For Catherine Scott-Clark and Adrian Levy, who wrote the article I read, the jury is still out to some extent because they were unable, even after the collapse of the USSR, to secure the release of the official archive.  However, they conclude that the original investigator was right and the Amber Room was destroyed in the fire that destroyed the Konigsberg Palace in April 1945.  However it was not acceptable to show the Red Army as having wantonly destroyed a Russian national treasure or, worse still, stolen it for their own profit.  Knowing the political climate in post-war USSR, it is not hard to imagine the investigator saying whatever he needed to stay out of the gulag.  Much safer to blame the Nazis, even if it did lead to the Stasi wasting millions on a wild goose chase.

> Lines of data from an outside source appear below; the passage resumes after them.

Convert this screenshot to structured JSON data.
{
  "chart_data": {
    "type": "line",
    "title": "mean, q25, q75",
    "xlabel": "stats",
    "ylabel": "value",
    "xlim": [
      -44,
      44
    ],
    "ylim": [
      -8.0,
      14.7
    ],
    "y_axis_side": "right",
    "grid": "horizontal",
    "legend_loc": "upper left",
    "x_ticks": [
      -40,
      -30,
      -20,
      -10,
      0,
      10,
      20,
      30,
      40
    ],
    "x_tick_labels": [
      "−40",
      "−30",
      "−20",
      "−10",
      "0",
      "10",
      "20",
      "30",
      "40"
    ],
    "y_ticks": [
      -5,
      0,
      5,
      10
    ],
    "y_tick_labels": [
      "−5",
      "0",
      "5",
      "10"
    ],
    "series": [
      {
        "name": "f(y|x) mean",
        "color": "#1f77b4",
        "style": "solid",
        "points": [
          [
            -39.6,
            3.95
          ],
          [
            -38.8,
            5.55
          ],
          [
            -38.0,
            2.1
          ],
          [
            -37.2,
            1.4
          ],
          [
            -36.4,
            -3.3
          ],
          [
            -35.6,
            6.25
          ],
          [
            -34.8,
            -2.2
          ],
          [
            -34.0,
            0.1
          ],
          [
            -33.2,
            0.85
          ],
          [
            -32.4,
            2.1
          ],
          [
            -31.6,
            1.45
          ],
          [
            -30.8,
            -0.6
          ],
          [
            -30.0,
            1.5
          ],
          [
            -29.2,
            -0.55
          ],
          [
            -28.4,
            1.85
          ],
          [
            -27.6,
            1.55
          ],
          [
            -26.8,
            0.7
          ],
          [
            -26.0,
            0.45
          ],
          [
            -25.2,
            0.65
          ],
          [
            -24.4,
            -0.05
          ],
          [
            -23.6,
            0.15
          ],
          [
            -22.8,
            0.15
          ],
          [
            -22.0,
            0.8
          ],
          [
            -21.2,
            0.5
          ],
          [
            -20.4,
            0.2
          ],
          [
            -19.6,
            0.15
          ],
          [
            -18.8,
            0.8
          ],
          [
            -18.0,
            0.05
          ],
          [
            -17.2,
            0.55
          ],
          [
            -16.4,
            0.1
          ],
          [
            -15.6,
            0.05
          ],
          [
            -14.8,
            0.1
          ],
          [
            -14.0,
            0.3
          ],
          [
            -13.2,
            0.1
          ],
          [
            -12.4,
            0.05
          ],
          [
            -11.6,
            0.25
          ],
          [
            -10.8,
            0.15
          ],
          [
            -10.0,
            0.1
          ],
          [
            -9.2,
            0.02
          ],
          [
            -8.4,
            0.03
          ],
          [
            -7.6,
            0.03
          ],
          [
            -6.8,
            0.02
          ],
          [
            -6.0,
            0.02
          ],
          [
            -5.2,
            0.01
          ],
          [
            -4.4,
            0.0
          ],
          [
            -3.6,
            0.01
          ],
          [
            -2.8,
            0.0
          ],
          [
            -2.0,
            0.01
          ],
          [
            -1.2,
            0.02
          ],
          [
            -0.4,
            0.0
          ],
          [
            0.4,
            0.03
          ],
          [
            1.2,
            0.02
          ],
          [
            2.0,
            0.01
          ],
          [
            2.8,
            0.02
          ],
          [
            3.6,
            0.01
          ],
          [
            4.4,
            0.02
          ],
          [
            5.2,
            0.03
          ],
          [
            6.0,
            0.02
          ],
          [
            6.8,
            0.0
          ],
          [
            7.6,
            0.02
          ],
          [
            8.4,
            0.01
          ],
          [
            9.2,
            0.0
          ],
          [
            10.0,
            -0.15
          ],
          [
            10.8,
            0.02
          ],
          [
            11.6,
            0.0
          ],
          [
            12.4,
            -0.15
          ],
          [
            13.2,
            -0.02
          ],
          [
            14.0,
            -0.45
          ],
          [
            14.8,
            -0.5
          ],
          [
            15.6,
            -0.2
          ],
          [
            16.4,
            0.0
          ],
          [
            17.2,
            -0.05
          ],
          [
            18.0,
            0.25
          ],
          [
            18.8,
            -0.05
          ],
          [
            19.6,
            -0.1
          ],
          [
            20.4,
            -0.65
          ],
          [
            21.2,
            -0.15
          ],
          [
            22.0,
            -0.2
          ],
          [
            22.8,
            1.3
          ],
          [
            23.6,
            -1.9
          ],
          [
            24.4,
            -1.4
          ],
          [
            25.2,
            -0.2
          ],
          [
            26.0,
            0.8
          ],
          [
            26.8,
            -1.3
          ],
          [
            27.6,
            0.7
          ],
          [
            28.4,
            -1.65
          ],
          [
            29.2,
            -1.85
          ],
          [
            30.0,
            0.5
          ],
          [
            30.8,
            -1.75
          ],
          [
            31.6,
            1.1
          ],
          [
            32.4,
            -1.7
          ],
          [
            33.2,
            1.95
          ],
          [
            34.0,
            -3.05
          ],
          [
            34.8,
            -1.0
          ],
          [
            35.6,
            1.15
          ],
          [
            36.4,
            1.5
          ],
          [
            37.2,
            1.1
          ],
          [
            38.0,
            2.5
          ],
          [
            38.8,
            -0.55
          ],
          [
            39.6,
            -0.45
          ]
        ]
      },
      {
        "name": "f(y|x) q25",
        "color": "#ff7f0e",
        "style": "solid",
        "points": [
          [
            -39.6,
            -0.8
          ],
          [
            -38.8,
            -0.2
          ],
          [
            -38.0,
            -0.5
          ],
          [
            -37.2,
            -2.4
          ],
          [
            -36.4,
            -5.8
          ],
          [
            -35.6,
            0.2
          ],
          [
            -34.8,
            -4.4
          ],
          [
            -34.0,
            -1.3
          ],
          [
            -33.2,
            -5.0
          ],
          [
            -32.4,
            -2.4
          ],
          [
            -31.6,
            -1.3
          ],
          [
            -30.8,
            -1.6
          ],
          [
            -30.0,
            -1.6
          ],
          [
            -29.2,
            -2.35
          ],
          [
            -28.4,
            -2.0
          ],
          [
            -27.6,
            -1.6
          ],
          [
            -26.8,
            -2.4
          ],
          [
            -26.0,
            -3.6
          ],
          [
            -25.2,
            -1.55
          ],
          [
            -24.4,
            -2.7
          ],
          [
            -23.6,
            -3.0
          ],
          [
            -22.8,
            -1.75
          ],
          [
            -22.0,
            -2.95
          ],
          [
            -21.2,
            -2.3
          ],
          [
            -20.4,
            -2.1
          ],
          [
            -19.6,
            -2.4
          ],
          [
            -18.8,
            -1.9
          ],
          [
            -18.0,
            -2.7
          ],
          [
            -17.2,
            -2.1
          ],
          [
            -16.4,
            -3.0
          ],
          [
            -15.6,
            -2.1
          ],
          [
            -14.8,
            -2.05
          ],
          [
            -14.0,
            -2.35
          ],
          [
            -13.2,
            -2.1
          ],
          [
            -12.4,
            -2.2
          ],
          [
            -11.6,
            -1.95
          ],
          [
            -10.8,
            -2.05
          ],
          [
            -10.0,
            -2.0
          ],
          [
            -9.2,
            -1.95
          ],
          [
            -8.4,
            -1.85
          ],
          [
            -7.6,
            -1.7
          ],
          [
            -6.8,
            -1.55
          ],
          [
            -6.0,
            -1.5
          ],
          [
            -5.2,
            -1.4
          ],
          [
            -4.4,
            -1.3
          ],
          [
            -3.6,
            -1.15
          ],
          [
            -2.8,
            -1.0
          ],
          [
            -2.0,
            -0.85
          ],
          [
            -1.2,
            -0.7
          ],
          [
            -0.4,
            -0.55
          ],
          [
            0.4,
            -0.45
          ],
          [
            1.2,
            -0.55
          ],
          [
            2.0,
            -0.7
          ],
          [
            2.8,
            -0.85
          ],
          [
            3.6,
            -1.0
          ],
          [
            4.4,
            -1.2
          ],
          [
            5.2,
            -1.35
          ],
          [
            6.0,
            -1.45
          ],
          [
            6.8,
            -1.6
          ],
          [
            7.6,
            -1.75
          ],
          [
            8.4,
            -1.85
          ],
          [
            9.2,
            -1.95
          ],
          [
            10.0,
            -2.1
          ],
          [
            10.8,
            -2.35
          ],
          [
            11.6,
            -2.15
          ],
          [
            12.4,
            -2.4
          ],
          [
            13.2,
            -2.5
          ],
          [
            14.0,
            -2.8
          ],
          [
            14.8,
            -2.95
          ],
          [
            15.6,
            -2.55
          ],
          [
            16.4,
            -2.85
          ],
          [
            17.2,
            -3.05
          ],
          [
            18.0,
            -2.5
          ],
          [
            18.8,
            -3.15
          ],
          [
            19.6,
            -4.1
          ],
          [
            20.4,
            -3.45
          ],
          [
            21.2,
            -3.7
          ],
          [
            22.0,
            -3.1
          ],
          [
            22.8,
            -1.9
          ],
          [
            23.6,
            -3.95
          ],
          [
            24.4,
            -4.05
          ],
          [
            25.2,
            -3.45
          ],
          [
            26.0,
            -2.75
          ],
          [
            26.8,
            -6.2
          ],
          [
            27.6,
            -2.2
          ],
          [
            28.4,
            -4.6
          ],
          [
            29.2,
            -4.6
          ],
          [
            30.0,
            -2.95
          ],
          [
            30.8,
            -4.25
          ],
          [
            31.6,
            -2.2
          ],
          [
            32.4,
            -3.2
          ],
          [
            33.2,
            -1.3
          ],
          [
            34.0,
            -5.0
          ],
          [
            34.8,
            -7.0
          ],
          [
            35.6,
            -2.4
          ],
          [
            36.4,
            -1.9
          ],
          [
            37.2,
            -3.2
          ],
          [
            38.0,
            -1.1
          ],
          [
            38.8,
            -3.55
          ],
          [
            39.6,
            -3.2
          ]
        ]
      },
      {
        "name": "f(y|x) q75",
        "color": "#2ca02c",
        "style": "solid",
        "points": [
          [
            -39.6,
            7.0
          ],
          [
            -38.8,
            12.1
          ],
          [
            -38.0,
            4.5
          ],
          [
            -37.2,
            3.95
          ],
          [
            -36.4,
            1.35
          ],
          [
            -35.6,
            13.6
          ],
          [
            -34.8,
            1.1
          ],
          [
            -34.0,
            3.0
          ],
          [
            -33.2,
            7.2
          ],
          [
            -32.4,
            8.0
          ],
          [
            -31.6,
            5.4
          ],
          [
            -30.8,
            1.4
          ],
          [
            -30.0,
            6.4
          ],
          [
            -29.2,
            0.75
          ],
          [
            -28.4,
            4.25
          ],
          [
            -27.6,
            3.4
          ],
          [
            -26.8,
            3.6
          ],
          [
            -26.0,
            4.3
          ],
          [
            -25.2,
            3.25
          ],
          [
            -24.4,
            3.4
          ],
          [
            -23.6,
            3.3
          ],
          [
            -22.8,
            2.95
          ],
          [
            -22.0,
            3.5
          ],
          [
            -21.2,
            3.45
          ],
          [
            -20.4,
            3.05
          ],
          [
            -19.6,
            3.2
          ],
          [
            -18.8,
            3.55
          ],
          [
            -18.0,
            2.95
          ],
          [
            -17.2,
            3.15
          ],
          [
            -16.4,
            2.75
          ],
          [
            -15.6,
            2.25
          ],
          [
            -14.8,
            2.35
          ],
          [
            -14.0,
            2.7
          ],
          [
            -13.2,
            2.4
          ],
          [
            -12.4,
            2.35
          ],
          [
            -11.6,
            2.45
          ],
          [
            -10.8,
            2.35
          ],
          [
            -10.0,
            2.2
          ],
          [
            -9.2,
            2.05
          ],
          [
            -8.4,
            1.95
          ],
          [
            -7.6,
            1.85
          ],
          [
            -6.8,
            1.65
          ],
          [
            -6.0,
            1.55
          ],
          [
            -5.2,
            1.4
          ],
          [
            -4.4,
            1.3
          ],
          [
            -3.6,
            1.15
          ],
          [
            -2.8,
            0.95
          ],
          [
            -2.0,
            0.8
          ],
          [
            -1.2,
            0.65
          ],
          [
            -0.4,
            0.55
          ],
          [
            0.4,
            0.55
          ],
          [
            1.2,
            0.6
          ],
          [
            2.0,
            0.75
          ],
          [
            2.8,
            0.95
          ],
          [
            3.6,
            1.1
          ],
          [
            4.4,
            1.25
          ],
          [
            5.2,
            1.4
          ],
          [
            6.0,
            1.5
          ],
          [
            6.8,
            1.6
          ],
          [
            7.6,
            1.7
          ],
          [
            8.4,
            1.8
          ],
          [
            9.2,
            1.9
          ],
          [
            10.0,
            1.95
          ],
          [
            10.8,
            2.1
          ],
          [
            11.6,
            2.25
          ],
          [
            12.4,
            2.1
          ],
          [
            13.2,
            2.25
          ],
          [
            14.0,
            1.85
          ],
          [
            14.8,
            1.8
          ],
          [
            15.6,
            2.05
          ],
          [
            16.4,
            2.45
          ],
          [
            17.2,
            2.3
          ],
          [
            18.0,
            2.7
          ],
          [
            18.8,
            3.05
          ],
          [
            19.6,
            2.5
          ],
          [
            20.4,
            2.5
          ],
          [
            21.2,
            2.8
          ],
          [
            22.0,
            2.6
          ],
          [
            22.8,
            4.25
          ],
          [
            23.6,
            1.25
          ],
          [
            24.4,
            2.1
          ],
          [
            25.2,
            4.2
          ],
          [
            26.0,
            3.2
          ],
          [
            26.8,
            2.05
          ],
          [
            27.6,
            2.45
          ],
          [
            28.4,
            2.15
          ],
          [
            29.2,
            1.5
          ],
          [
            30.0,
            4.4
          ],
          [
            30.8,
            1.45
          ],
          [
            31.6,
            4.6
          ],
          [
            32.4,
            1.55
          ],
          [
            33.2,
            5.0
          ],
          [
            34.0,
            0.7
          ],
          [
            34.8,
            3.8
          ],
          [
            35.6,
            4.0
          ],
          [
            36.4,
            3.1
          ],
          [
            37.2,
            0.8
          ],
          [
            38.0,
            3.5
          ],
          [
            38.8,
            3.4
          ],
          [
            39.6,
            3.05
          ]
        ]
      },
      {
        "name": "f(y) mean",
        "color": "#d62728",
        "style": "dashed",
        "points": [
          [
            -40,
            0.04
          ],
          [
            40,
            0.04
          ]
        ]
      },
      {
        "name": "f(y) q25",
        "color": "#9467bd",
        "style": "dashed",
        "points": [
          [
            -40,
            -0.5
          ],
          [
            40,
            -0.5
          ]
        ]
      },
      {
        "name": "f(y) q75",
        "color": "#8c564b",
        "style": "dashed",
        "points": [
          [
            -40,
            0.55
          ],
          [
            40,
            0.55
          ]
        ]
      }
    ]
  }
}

It's hard to know what to make of all this, really.  By all accounts the Romanovs were well past their use-by date.  The romance of finding a last surviving link to the glories of Imperial Russia in the person of a lost princess, or a lost treasure, turns out to be no more than fantasy.  The harsh reality is that both were destroyed by the Red Army.  The fading glories of a romantic past were not left to fade gracefully, or preserved as monuments to a bygone age.  They were brutally rubbed out by a bunch of clumsy thugs.